The proliferation of generative AI has opened up a brand new frontier of exploration for consumer internet entrepreneurs, particularly those looking to build new types of networks around social media and communications. 

When we talk about social media as it currently exists, we think about algorithmically organized feeds that present to us different forms of media: photos, videos, text, etc. For the past several years it has felt as if innovation and fun stalled. No new form factors meant content consumption was largely relegated to the mobile screen, and the algorithms coaxed creators into generating the type of content that would be most rewarded. With the advent of generative AI tools both closed and open source, builders have access to an entirely new toolbox to unleash creativity. 

There’s a linear approach to thinking about how events will unfold here: generative AI will be applied to the interfaces we are most familiar with today. What would Instagram look like if it started with “AI filters”? What if we could interact with AI chatbots in our messengers? We are already beginning to see this happen. This type of evolution is inevitable, and the obvious incrementalism will quickly make its way into incumbent applications. It is not enough to reinvent the consumer social landscape as we have come to know it. 

In order to break through and create new social applications in the age of AI, we need to get weird. The services that ultimately go mainstream always start off a little bit fringe. They push us to share new things in new ways that may make us feel uncomfortable at first: a bootleg music video, a thought we have long kept secret, an intimate photograph. This type of discomfort is an early feature. 

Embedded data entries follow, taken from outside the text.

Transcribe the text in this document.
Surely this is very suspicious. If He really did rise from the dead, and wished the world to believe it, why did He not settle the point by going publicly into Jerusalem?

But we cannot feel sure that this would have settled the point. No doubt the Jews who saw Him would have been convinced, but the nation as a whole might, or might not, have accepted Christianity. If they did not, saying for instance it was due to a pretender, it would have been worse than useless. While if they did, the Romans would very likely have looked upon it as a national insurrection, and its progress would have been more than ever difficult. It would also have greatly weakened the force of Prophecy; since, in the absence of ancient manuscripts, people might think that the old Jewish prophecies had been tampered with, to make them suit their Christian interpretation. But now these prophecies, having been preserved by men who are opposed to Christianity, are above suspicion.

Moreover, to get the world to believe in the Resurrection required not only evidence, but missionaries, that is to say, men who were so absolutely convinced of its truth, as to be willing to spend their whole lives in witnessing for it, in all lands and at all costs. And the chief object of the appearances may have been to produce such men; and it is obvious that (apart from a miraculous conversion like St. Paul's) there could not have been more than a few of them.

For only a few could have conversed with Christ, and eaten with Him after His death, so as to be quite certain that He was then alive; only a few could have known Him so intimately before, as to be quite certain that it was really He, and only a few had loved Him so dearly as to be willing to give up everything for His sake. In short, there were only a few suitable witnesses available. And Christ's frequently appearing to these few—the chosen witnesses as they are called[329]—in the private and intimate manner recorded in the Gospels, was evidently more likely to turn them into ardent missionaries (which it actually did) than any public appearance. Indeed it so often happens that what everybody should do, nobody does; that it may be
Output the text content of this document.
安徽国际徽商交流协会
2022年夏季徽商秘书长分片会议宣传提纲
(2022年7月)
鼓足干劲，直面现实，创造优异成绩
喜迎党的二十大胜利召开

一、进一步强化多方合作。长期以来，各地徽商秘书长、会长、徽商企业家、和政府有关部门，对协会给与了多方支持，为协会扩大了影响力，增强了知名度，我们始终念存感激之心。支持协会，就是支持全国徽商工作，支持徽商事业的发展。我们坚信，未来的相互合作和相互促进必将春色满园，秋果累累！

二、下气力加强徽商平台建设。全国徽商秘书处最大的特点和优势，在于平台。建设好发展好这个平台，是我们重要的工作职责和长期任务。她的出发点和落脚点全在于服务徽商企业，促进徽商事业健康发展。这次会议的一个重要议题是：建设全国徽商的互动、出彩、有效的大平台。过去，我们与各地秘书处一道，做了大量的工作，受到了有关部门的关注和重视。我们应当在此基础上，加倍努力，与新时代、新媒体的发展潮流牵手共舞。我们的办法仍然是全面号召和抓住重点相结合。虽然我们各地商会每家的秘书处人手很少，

There are a slew of novel things emerging that may make us feel this way, like the ability to have a relationship with an AI of our own creation or generatively remixing photographs with friends and finding new ways to incept memes. These are new behaviors and they’re just the tip of the iceberg. What happens when the AI characters we create begin to chat with each other behind our backs? What happens if web3 rails enable the person who incepts a new viral meme within a network to be remunerated? Network effects have historically occurred when new members or nodes are added. Will the same be true as high quality AIs are added? There are infinite new paradigms to be explored and plenty of weird to go around. 

USV was born at the dawn of Web2 which led to the emergence of today’s dominant social and communications networks. We are now entering a new era, and the emergence of AI gives us a brand new canvas to push the boundaries of what we’ve become comfortable with and we are here for it. Let’s get weird.